Tasting — The beer is essentially flat. It is a brown color with red highlights when held up to light. It has a distinct “funk” to the aroma, that barnyardy, horsey smell with some cherry. The brettanomyces was doing its job. The is a hint of sourness to the smell, as well as some caramelly maltiness. No hops. Tasting it, the first thing I get is some caramelly maltiness, with a slight prickly, acidy tang. The esters come through toward the end, the cherry taste comes out, and you really get it in the aftertaste with more of the acidic tang. There is not really much acetic character to this at all. It is not particularly sour, but quite cleansing. The mouthfeel was a bit thinner, but with some nice smoothness that coats the mouth well.
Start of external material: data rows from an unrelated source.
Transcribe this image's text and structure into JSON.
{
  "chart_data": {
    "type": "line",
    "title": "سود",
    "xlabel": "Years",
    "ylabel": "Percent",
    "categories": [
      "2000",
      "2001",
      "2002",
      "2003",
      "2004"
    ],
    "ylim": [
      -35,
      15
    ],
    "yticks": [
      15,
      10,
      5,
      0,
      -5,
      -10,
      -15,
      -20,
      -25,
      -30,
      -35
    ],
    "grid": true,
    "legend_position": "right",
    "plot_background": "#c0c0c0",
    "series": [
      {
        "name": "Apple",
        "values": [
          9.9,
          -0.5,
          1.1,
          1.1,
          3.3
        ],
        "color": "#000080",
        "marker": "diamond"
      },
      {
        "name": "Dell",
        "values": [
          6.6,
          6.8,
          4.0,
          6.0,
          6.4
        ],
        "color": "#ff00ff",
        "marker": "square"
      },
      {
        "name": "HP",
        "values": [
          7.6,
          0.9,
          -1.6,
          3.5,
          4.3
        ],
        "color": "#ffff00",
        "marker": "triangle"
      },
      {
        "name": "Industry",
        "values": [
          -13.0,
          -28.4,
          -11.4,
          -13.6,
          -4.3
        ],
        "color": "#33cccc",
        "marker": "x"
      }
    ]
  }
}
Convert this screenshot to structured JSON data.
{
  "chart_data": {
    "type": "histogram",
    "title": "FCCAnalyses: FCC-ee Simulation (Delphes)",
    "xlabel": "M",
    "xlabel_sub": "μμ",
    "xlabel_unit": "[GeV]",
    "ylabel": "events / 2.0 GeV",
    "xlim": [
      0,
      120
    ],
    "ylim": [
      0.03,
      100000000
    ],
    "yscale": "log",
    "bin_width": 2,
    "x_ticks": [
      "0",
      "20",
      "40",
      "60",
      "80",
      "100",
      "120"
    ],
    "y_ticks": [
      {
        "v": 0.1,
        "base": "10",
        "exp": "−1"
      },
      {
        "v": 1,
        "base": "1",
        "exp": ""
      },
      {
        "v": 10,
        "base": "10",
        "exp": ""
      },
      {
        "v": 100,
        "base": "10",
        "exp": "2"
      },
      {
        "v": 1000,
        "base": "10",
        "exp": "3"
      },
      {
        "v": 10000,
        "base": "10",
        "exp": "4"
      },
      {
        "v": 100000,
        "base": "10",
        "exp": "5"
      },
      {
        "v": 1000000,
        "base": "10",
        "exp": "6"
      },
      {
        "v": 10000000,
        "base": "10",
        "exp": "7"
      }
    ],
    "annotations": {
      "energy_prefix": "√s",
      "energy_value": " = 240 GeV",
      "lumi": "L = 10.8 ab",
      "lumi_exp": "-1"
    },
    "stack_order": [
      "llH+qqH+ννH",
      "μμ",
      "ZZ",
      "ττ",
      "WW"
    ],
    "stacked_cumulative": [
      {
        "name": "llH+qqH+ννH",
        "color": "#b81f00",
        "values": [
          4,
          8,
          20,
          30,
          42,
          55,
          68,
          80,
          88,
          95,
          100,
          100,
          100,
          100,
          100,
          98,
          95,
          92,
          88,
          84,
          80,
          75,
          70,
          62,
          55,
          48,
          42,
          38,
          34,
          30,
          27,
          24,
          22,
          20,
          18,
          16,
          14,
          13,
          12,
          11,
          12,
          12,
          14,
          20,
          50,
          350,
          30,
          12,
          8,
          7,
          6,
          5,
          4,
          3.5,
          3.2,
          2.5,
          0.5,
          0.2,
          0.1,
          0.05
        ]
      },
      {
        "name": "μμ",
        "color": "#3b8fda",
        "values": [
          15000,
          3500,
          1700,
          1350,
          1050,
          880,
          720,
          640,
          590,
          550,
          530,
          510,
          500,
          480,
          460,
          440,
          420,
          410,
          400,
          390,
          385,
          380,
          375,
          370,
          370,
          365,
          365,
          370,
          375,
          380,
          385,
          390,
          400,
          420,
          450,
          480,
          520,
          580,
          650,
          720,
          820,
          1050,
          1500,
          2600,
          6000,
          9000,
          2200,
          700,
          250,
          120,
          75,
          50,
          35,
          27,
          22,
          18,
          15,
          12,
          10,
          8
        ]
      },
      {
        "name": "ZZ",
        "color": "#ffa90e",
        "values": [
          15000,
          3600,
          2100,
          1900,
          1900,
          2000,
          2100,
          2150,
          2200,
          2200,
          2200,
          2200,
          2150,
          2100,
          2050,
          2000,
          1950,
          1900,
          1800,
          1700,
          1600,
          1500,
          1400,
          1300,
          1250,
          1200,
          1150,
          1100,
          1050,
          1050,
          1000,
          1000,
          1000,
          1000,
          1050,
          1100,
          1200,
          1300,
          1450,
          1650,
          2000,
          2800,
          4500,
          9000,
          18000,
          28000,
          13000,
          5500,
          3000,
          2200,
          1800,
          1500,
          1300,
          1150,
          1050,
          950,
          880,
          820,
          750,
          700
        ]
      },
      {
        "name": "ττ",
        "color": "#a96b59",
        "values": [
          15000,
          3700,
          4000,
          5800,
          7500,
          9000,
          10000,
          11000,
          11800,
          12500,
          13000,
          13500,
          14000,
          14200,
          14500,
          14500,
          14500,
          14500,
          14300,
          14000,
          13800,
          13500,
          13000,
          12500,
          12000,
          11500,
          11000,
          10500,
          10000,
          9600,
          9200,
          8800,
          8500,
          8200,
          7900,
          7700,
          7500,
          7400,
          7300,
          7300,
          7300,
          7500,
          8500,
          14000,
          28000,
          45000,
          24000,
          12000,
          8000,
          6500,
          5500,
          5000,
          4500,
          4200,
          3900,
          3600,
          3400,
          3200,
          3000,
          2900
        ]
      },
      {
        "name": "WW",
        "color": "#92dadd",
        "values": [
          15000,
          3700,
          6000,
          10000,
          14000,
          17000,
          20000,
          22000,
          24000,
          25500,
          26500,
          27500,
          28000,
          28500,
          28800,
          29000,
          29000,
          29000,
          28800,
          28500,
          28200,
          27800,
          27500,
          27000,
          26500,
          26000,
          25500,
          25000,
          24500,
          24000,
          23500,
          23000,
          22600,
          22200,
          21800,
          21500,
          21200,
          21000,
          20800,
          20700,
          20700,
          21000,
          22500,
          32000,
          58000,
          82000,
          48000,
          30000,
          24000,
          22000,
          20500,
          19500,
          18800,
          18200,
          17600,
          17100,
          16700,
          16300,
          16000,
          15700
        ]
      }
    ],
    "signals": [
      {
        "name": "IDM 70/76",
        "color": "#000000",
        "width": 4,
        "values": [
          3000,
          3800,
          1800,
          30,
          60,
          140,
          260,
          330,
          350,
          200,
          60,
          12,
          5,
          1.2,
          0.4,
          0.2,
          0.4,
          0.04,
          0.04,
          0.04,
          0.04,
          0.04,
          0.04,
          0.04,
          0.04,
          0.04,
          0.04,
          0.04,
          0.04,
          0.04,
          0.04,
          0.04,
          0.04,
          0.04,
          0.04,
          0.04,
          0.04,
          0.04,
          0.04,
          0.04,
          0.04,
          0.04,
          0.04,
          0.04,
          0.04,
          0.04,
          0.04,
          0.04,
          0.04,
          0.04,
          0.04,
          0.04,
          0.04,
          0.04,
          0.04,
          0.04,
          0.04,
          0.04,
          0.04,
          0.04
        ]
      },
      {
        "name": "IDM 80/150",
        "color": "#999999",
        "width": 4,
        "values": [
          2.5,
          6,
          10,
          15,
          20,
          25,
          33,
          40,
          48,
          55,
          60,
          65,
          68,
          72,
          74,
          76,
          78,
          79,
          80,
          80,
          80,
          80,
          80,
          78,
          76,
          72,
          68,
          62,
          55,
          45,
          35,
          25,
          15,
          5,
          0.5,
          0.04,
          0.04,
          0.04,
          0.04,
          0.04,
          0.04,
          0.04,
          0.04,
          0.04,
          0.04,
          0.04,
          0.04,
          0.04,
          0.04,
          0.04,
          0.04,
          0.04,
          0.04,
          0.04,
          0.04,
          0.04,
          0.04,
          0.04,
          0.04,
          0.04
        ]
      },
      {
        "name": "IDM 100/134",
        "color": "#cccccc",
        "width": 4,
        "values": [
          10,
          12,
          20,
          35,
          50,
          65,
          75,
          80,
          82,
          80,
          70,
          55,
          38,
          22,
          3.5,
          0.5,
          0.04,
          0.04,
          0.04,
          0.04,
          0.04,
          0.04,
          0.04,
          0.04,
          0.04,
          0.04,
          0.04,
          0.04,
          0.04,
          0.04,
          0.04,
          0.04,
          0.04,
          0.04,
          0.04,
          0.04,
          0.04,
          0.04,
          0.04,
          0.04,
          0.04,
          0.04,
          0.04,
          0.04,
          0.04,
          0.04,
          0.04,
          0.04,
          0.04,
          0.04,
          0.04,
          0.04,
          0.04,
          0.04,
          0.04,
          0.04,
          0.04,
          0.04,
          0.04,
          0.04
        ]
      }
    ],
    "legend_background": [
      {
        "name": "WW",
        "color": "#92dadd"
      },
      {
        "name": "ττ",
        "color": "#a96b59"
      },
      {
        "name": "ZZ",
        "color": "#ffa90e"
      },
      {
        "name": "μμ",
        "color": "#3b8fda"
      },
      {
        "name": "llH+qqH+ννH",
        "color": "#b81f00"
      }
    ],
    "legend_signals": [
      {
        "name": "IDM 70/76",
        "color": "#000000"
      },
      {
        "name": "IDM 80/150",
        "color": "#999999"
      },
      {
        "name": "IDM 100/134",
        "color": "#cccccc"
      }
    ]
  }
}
Critique — I let my wife taste it, and she gave it her seal of approval. The color is on, and the maltiness balanced with the slight acidity is quite nice, I really enjoy this beer. Of course, it could be a touch more sour. I was also disappointed by the lack of carbonation, and am going to have to figure out how to solve this problem in the future. Overall, it is good, but not as intense as I would like. I had a bottle of Rodenbach, and popped it open to compare side by side. Mine is more “bretty” with more barnyard smells. Rodenbach has a very deep, malty aroma up front, almost bock like, and then you get the acetic smell at the end. Mine is slightly lighter in color, and not as sweet as Rodenbach (which is pasteurized and backsweetened so it does not continue to ferment in the bottle and make bombs). Overall, while I enjoyed my beer, doing the side by side points out the lack of the intense malty aroma and taste that I enjoyed very much from the Rodenbach. Mine was far “funkier” then the Rodenbach, and by comparison the Rodenbach almost seemed “clean”, which is not a description often applied to Flemish ales. I am still pleased with mine, this is my first try, and I am comparing it to a benchmark that the brewery has been making for well over a century, but I will endeavor to get a more intense maltiness to the beer in the future. I have also decided to brew this several times a year, with the idea that down the road, I may try blending batches to see how that works. I have also decided to add the culture at the start of fermentation, to try to get more tartness.